Per quanto riguarda la legge elettorale è davvero utopico, per non dire ingenuo, pensare che un governo tecnico possa riuscire laddove nessun governo “atecnico” ha messo mano dal 2006 ad oggi. L’idea che un esecutivo di larghe intese possa cambiare l’attuale legge elettorale (il cosiddetto “Porcellum”, la legge n. 270 del 2005, approvata sotto il terzo Governo Berlusconi sul finire della XIV legislatura) si basa su due evidenti equivoci.
Il primo deriva dall’erronea convinzione che la scelta della formula elettorale sia una questione puramente “tecnica”, nella quale non intervengono calcoli di natura politica o sulla quale sia comunque possibile giungere ad accordi e compromessi che non tengano conto di interessi particolari e contingenti.
Come, da ultimo, ha dimostrato l’approvazione dello stesso “Porcellum”, le preferenze che i partiti accordano ad un sistema di trasformazione dei voti in seggi rispetto ad un altro dipendono dalle specifiche situazioni in cui versano le varie formazioni politiche, ricostruite con dati statistici e sondaggi alla mano.
Il secondo equivoco poggia sull’idea che i partiti siano disposti a cambiare una legge elettorale che, come ricorda lo stesso Bersani, consente loro, di fatto, di “nominare i parlamentari”. Queste semplici, direi elementari, considerazioni dovrebbero già scoraggiare la ricerca di una soluzione così tortuosa e improbabile.
Quanto agli altri compiti che dovrebbero essere assolti dal governo “tecnico”, si tratta di obiettivi squisitamente politici (soprattutto i problemi dell’economia e del lavoro), che, oltretutto, non sarebbe giusto affidare ad un esecutivo privo di legittimazione elettorale.

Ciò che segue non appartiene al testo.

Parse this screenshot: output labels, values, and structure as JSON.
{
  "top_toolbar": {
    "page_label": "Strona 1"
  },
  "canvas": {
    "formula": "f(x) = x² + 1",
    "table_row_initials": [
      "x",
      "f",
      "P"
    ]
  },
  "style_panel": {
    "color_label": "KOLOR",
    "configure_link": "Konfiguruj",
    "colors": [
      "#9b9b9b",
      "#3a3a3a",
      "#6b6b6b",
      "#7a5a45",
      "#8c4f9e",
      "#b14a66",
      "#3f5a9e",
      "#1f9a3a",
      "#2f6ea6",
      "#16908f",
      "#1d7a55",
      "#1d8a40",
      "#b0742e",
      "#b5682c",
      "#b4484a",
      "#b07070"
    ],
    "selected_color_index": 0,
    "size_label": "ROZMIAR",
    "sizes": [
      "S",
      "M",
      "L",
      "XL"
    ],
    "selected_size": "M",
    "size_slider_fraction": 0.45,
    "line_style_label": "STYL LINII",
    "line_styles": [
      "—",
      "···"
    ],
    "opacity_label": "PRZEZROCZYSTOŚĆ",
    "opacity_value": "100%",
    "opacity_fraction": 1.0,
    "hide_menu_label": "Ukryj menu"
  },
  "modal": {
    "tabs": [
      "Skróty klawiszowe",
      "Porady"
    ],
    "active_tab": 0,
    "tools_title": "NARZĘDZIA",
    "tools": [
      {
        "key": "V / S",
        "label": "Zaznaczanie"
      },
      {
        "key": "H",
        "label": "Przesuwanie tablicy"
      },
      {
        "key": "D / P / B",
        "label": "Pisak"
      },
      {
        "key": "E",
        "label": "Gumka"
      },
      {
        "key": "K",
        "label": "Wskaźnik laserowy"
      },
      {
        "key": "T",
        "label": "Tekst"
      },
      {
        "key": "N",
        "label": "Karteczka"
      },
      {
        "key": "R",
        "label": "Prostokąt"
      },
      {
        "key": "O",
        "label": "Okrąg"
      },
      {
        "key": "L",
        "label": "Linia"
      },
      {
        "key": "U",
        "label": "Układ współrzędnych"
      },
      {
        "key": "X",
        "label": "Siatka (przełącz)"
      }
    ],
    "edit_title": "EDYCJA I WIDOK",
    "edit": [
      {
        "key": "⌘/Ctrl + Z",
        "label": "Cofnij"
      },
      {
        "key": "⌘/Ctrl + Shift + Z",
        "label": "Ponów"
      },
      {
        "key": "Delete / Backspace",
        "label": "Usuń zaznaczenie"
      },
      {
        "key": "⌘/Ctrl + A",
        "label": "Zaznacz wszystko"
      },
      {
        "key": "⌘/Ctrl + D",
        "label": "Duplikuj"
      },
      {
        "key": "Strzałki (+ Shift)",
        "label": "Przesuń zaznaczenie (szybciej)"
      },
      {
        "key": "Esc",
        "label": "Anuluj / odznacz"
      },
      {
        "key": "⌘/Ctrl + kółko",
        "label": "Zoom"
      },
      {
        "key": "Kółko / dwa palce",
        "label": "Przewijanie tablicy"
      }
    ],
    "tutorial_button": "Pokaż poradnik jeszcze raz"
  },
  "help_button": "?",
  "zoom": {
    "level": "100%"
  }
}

Con maggior senso pratico e lucidità, Antonio Di Pietro si dichiara pronto alle elezioni anticipate, rifiutando l’ipotesi del governo tecnico (che il leader dell’Italia dei Valori definisce“un’ammucchiata generale”) e proponendo al Pd la formazione di una “casa comune” del centrosinistra, ipotesi accolta con freddezza dallo stesso Bersani. L’eventualità del governo di transizione è accarezzata anche dall’Udc, mentre Nichi Vendola concorda con Di Pietro sulla necessità di andare subito alle urne.
E così, mentre i numerosi scienziati della politica che affollano lo schieramento di centrosinistra si spremono le meningi sulle vie istituzionali più idonee a condurre ad un grande esecutivo tecnico e di transizione, l’ormai unico ed incontrastato leader del Popolo della Libertà si prepara allo scontro finale. Se dovesse vincere - questa volta da solo - dubito che farebbe prigionieri.